Does anyone have a reload recipe for a 12ga popper load to be used for dog training?


----------



## labkennel (Dec 20, 2005)

I reload 12ga shells in 1oz. and instead of putting in lead shot i put in ground corn husks. PM me if you would like more info.


----------



## brianb (Dec 27, 2005)

Look up a trap load and cut the powder in half or so, use the same wad and load with bird seed. I bought the smallest powder bushing I could find and it works for me. I bought a separate shot bottle and run the bird seed right through my MEC with no problems. Not nearly as loud as those field trial blanks but those are way louder than a hunting load.


----------



## Kyle B (Oct 18, 2005)

Grits. Makes a great sound and is pretty cheap.


----------



## ARN (Dec 15, 2005)

Just use a primer not real loud but loud enough.
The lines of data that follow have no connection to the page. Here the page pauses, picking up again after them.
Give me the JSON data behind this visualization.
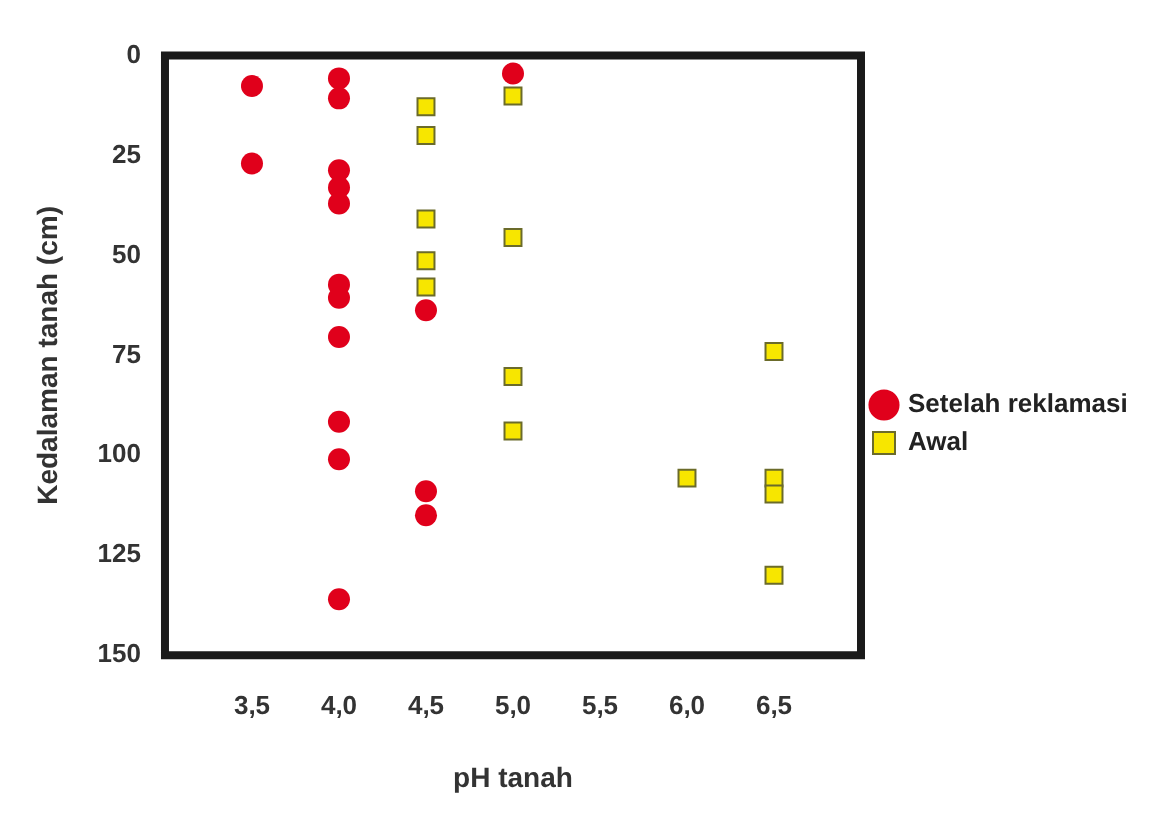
{
  "chart_data": {
    "type": "scatter",
    "xlabel": "pH tanah",
    "ylabel": "Kedalaman tanah (cm)",
    "xlim": [
      3,
      7
    ],
    "ylim": [
      150,
      0
    ],
    "xticks": [
      {
        "value": 3.5,
        "label": "3,5"
      },
      {
        "value": 4,
        "label": "4,0"
      },
      {
        "value": 4.5,
        "label": "4,5"
      },
      {
        "value": 5,
        "label": "5,0"
      },
      {
        "value": 5.5,
        "label": "5,5"
      },
      {
        "value": 6,
        "label": "6,0"
      },
      {
        "value": 6.5,
        "label": "6,5"
      }
    ],
    "yticks": [
      0,
      25,
      50,
      75,
      100,
      125,
      150
    ],
    "grid": false,
    "legend": "right",
    "series": [
      {
        "name": "Setelah reklamasi",
        "color": "#e0001b",
        "marker": "circle",
        "x": [
          3.5,
          3.5,
          4,
          4,
          4,
          4,
          4,
          4,
          4,
          4,
          4,
          4,
          4,
          4.5,
          4.5,
          4.5,
          5
        ],
        "values": [
          7.6,
          27,
          5.7,
          10.7,
          28.7,
          33,
          37,
          57.3,
          60.6,
          70.4,
          91.6,
          101,
          136,
          63.7,
          109,
          115,
          4.5
        ]
      },
      {
        "name": "Awal",
        "color": "#f7e600",
        "marker": "square",
        "x": [
          4.5,
          4.5,
          4.5,
          4.5,
          4.5,
          5,
          5,
          5,
          5,
          6,
          6.5,
          6.5,
          6.5,
          6.5
        ],
        "values": [
          12.8,
          20,
          40.9,
          51.3,
          57.9,
          10.1,
          45.5,
          80.3,
          93.9,
          105.7,
          74,
          105.7,
          109.7,
          130
        ]
      }
    ]
  }
}
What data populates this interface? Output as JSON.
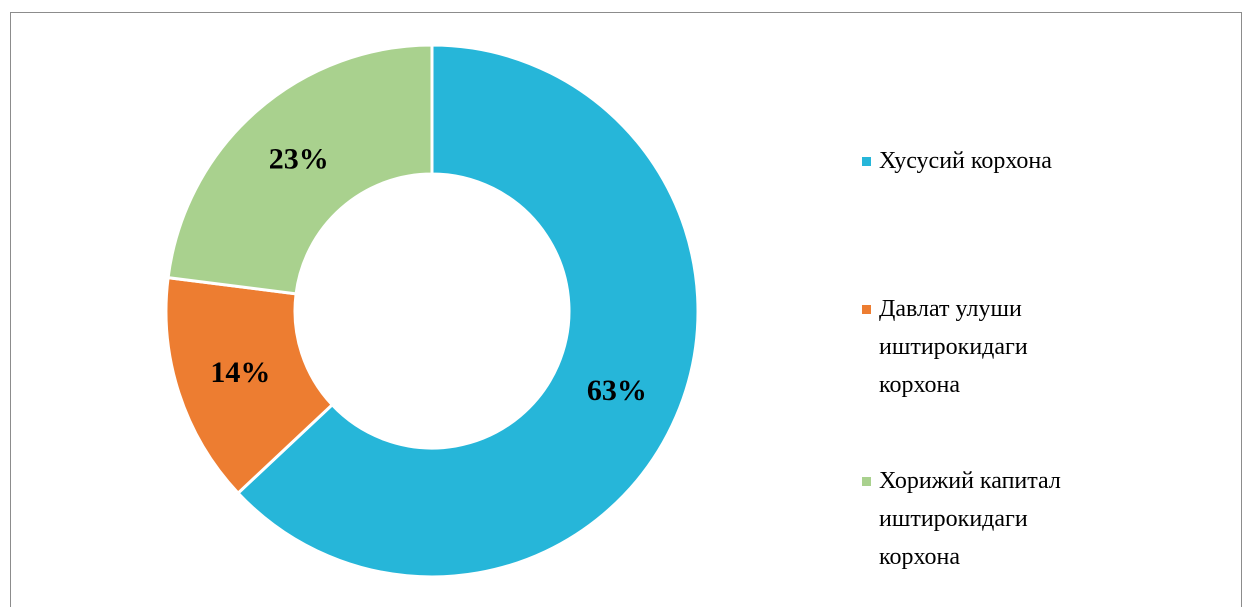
{
  "chart_data": {
    "type": "donut",
    "categories": [
      "Хусусий корхона",
      "Давлат улуши иштирокидаги корхона",
      "Хорижий капитал иштирокидаги корхона"
    ],
    "values": [
      63,
      14,
      23
    ],
    "value_labels": [
      "63%",
      "14%",
      "23%"
    ],
    "colors": [
      "#26b6d9",
      "#ed7d31",
      "#a9d18e"
    ],
    "legend": "right"
  }
}
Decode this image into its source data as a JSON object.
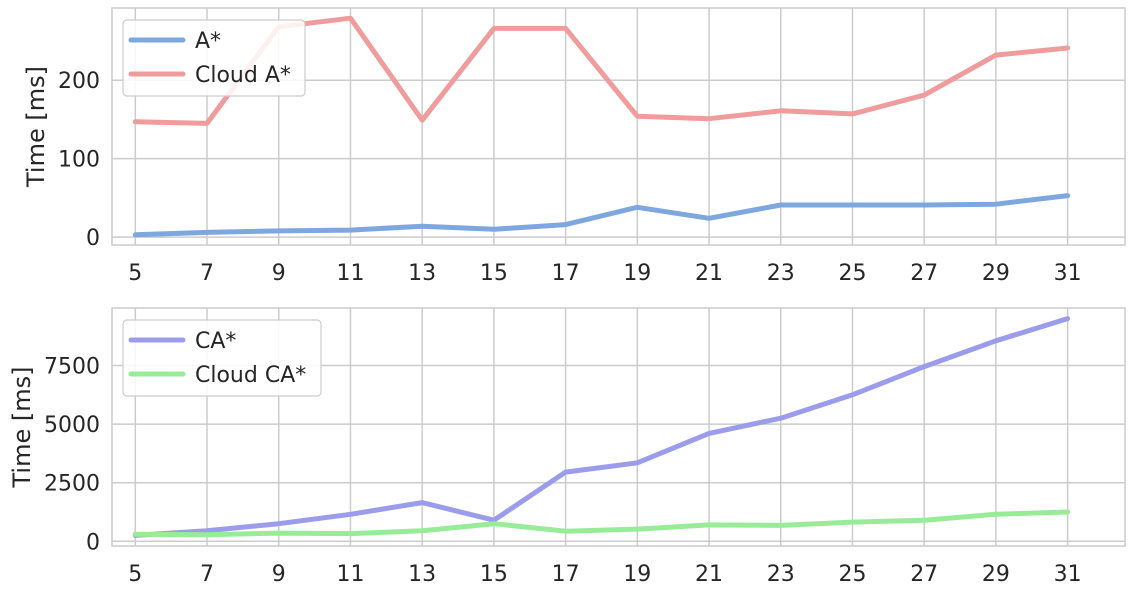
{
  "chart_data": [
    {
      "type": "line",
      "x": [
        5,
        7,
        9,
        11,
        13,
        15,
        17,
        19,
        21,
        23,
        25,
        27,
        29,
        31
      ],
      "xticks": [
        "5",
        "7",
        "9",
        "11",
        "13",
        "15",
        "17",
        "19",
        "21",
        "23",
        "25",
        "27",
        "29",
        "31"
      ],
      "ylabel": "Time [ms]",
      "ylim": [
        -10,
        292
      ],
      "yticks": [
        0,
        100,
        200
      ],
      "ytick_labels": [
        "0",
        "100",
        "200"
      ],
      "grid": true,
      "legend_position": "top-left",
      "series": [
        {
          "name": "A*",
          "color": "#7fa7df",
          "values": [
            3,
            6,
            8,
            9,
            14,
            10,
            16,
            38,
            24,
            41,
            41,
            41,
            42,
            53
          ]
        },
        {
          "name": "Cloud A*",
          "color": "#f09c9c",
          "values": [
            147,
            145,
            268,
            279,
            149,
            266,
            266,
            154,
            151,
            161,
            157,
            181,
            232,
            241
          ]
        }
      ]
    },
    {
      "type": "line",
      "x": [
        5,
        7,
        9,
        11,
        13,
        15,
        17,
        19,
        21,
        23,
        25,
        27,
        29,
        31
      ],
      "xticks": [
        "5",
        "7",
        "9",
        "11",
        "13",
        "15",
        "17",
        "19",
        "21",
        "23",
        "25",
        "27",
        "29",
        "31"
      ],
      "ylabel": "Time [ms]",
      "ylim": [
        -200,
        9950
      ],
      "yticks": [
        0,
        2500,
        5000,
        7500
      ],
      "ytick_labels": [
        "0",
        "2500",
        "5000",
        "7500"
      ],
      "grid": true,
      "legend_position": "top-left",
      "series": [
        {
          "name": "CA*",
          "color": "#9c9cec",
          "values": [
            250,
            450,
            750,
            1150,
            1650,
            900,
            2950,
            3350,
            4600,
            5250,
            6250,
            7450,
            8550,
            9500
          ]
        },
        {
          "name": "Cloud CA*",
          "color": "#98ec98",
          "values": [
            300,
            280,
            350,
            330,
            450,
            750,
            430,
            520,
            700,
            680,
            820,
            900,
            1150,
            1250
          ]
        }
      ]
    }
  ]
}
It's what HRC uses in their Hunt Test.


----------



## gutcan (Apr 18, 2006)

Thanks for all of your replies. :beer:


----------



## raamw (Jan 2, 2006)

I tried several reciepe and the one I use is triple 7 powder, this is a black powder (bp) substitue and the barrel can be washed with water instead of chemicals, you can use regular BP or the other substitues but cleaning takes a little more time
I use a standard AA type hull which I cut down to 2" so no one can confuse this with a real loaded shell, I use a wood doll inserted int the case and a band saw to spin cut the shell to size
I resize, remove and install a new primer I use a Lee dipper for 1.0cc which dops about 14 grains of powder
I drop the powder in, I use over powder cards which are alot cheaper than wads., I then use a media just to fill the remainder of the case, I use ground walnut shells which can be bought at pet stores I place another cardboad over powder card and the roll crimp
The only disadvantage is the cases can only be used once since the hulls turn a grayish white at the end and become briddle,

You can use more powder to get a bigger bang if desired, you get a little smoke which I feel is good so the dogs spot you
You don't have to cut the shell down but you will need more filler which increases recoil .
Black powders burns instantly, unlike modern powders used in shotshells which require a resistance for it to consume, this weight is what makes them danagerous, I have disected commercial popper loads and the ones I did contain 16 grains of a flake powder similar to Green dot, a normal wad then 80 grains of plastic filler similar to what is used in buffered loads, basically the contents match a low power trap load
BP uses less pressure than modern propellants


----------